Soun entrait alors, pâle comme un homme que le mal de mer vient de
torturer pendant quarante-huit mortelles heures. Ainsi que son maître,
l'infortuné valet avait dû refaire toute cette traversée de Fou-Ning à
Shang-Haï, et dans quelles conditions! On en pouvait juger à sa mine!
Kin-Fo, après s'être arraché aux étreintes de Wang, serrait la main de
ses amis.
«Décidément, j'aime mieux cela! dit-il. J'ai été un fou jusqu'ici!...
--Et tu peux redevenir un sage! répondit le philosophe.
--J'y tâcherai, dit Kin-Fo, et c'est commencer que de songer à mettre de
l'ordre dans mes affaires. Il a couru de par le monde un petit papier
qui a été pour moi la cause de trop de tribulations, pour qu'il me soit
permis de le négliger. Qu'est décidément devenue cette lettre maudite
que je t'avais remise, mon cher Wang? Est-elle vraiment sortie de tes
mains? Je ne serais pas fâché de la revoir, car enfin, si elle allait se
perdre encore! Lao-Shen, s'il en est encore détenteur, ne peut attacher
aucune importance à ce chiffon de papier, et je trouverais fâcheux qu'il
pût tomber entre des mains... peu délicates!»
Sur ce, tout le monde se mit à rire.
«Mes amis, dit Wang, Kin-Fo a décidément gagné à ses mésaventures d'être
devenu un homme d'ordre! Ce n'est plus notre indifférent d'autrefois! Il
pense en homme rangé!
--Tout cela ne me rend pas ma lettre, reprit Kin-Fo, mon absurde lettre!
J'avoue sans honte que je ne serai tranquille que lorsque je l'aurai
brûlée, et que j'en aurai vu les cendres dispersées à tous les vents!
--Sérieusement, tu tiens donc à ta lettre?... reprit Wang.
--Certes, répondit Kin-Fo.
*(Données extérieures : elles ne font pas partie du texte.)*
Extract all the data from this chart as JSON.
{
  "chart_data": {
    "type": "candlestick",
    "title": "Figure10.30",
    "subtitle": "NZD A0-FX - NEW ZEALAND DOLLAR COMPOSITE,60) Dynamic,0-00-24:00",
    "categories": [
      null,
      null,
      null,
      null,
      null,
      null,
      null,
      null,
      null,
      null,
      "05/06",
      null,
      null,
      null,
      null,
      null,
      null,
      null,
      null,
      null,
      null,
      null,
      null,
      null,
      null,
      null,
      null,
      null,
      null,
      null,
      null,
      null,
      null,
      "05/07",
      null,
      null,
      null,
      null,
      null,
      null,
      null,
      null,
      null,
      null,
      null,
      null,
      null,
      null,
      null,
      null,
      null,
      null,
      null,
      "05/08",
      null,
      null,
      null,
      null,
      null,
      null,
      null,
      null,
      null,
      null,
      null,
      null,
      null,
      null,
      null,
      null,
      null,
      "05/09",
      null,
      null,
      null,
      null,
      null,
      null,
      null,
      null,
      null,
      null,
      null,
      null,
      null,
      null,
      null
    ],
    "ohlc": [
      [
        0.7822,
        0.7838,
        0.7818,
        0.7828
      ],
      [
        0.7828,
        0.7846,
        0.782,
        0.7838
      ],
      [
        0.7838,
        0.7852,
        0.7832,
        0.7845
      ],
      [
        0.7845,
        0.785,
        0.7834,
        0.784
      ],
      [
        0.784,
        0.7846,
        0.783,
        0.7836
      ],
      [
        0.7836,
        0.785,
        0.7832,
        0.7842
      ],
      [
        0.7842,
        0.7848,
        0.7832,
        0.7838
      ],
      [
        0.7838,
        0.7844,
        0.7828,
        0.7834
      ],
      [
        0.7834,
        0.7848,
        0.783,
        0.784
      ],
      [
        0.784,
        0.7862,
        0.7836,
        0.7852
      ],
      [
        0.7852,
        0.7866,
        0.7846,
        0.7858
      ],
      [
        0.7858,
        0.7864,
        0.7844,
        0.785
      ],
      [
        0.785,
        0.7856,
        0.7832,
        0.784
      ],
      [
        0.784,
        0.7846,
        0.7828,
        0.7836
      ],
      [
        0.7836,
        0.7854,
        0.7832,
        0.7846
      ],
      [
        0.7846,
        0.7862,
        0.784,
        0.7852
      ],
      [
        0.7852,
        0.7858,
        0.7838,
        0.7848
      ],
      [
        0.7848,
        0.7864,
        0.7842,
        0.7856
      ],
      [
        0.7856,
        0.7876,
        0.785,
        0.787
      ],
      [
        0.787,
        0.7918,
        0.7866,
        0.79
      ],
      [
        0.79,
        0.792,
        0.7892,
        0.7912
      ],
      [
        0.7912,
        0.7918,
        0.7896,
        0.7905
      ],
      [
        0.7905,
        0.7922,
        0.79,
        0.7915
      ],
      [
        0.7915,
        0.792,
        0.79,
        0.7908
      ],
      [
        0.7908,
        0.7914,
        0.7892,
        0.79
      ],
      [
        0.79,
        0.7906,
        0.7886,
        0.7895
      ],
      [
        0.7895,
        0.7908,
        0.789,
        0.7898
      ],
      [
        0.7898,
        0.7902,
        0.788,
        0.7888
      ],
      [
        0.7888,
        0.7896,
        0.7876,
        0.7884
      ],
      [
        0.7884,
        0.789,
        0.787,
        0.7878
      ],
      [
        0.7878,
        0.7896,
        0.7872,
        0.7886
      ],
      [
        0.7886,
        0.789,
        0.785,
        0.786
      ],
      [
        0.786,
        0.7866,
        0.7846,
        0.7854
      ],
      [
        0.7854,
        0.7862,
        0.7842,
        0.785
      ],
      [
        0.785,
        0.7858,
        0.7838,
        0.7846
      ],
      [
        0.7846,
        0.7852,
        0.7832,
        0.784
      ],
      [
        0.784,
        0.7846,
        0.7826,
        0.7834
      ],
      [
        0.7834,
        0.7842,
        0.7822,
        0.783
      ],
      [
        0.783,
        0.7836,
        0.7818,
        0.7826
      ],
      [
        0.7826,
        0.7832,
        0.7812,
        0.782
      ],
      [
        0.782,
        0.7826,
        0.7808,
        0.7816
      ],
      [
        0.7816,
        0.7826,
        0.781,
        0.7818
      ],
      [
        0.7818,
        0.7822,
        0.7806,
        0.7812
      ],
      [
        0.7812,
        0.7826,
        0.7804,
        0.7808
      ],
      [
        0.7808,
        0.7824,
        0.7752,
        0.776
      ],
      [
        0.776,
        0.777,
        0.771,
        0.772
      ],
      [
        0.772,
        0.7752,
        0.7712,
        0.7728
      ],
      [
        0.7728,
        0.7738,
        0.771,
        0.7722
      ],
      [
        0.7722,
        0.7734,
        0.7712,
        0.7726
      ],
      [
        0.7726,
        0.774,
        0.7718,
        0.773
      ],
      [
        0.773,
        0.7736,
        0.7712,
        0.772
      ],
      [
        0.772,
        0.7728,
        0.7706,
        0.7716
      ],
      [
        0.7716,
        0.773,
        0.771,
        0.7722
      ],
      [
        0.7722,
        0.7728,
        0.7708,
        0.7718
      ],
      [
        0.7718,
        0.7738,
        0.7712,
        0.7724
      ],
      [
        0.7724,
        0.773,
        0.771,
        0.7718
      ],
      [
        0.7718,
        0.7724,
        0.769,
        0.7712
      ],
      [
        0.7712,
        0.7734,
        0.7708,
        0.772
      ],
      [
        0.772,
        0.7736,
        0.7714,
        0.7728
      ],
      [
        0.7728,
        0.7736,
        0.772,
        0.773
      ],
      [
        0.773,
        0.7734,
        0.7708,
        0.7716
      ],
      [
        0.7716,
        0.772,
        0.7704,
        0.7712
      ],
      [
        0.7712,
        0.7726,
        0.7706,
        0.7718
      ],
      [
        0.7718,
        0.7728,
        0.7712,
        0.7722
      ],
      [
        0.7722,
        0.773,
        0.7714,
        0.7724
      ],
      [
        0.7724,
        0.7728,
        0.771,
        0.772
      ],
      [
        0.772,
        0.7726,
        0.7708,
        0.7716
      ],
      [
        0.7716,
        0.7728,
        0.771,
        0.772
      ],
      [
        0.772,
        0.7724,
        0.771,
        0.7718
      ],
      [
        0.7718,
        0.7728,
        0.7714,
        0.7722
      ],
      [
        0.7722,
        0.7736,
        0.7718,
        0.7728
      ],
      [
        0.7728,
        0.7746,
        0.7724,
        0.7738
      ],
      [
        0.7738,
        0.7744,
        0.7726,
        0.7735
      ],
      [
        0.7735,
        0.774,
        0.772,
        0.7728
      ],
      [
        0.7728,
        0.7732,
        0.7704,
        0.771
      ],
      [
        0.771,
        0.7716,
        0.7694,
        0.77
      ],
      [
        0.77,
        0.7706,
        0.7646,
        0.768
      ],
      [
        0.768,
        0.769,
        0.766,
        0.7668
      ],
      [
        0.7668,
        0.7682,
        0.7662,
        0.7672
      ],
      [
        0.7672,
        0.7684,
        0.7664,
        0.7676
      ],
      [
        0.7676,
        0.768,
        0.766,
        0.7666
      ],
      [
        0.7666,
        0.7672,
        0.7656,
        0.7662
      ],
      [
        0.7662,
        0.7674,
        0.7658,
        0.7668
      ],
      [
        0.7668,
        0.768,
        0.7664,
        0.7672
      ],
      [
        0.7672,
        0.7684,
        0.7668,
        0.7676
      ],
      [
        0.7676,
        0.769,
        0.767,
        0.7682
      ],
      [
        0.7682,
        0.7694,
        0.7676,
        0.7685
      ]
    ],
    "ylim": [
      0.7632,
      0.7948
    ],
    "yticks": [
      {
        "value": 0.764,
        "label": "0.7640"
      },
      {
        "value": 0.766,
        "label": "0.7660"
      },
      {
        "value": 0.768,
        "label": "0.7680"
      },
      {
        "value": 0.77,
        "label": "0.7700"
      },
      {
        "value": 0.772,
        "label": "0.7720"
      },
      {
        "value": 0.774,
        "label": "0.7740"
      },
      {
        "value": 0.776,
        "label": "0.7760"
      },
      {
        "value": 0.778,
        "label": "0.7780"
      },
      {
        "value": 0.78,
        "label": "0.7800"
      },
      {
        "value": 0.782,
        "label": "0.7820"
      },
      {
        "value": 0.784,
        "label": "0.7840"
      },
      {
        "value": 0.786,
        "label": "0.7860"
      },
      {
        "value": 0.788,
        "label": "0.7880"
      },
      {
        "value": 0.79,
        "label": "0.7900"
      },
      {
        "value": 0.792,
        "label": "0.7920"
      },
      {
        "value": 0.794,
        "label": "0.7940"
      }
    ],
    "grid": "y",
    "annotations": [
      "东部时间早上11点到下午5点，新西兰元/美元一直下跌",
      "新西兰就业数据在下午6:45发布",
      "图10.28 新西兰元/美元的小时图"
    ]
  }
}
Aurais-tu la cruauté de vouloir la conserver
comme une garantie contre un retour de folie de ma part?
--Non.
--Eh bien?
--Eh bien, mon cher élève, il n'y a à ton désir qu'un empêchement, et,
malheureusement, il ne vient pas de moi. Ni Lao-Shen ni moi nous ne
l'avons plus, ta lettre...
--Vous ne l'avez plus!
--Non.
--Vous l'avez détruite?
--Non! Hélas! non!
--Vous auriez eu l'imprudence de la confier encore à d'autres mains?
--Oui!
--A qui? à qui? dit vivement Kin-Fo, dont la patience était à bout. Oui!
A qui?
--A quelqu'un qui a tenu à ne la rendre qu'à toi même!»
En ce moment, la charmante Lé-ou, qui, cachée derrière un paravent,
n'avait rien perdu de cette scène, apparaissait, tenant la fameuse
lettre du bout de ses doigts mignons, et l'agitant en signe de défi.
Kin-Fo lui ouvrit ses bras.
«Non pas! Un peu de patience encore, s'il vous plaît! lui dit l'aimable
femme, en faisant mine de se retirer derrière le paravent. Les affaires
avant tout, ô mon sage mari!»
Et, lui mettant la lettre sous les yeux:
--Mon petit frère cadet reconnaît-il son œuvre?
--Si je la reconnais! s'écria Kin-Fo. Quel autre que moi aurait pu
écrire cette sotte lettre!
--Eh bien, donc, avant tout, répondit Lé-ou, ainsi que vous en avez
témoigné le très légitime désir, déchirez-la, brûlez-la, anéantissez-la,
cette lettre imprudente! Qu'il ne reste rien du Kin-Fo qui l'avait
écrite!
--Soit, dit Kin-Fo en approchant d'une lumière le léger papier, mais, à
présent, ô mon cher cœur! permettez à votre mari d'embrasser tendrement
sa femme et de la supplier de présider ce bienheureux repas. Je me sens
en disposition d'y faire honneur!
--Et nous aussi! s'écrièrent les cinq convives. Cela donne très faim
d'être très contents!»
Quelques jours après, l'interdiction impériale étant levée, le mariage
s'accomplissait.
Les deux époux s'aimaient! Ils devaient s'aimer toujours! Mille et dix
mille félicités les attendaient dans la vie!
Il faut aller en Chine pour voir cela!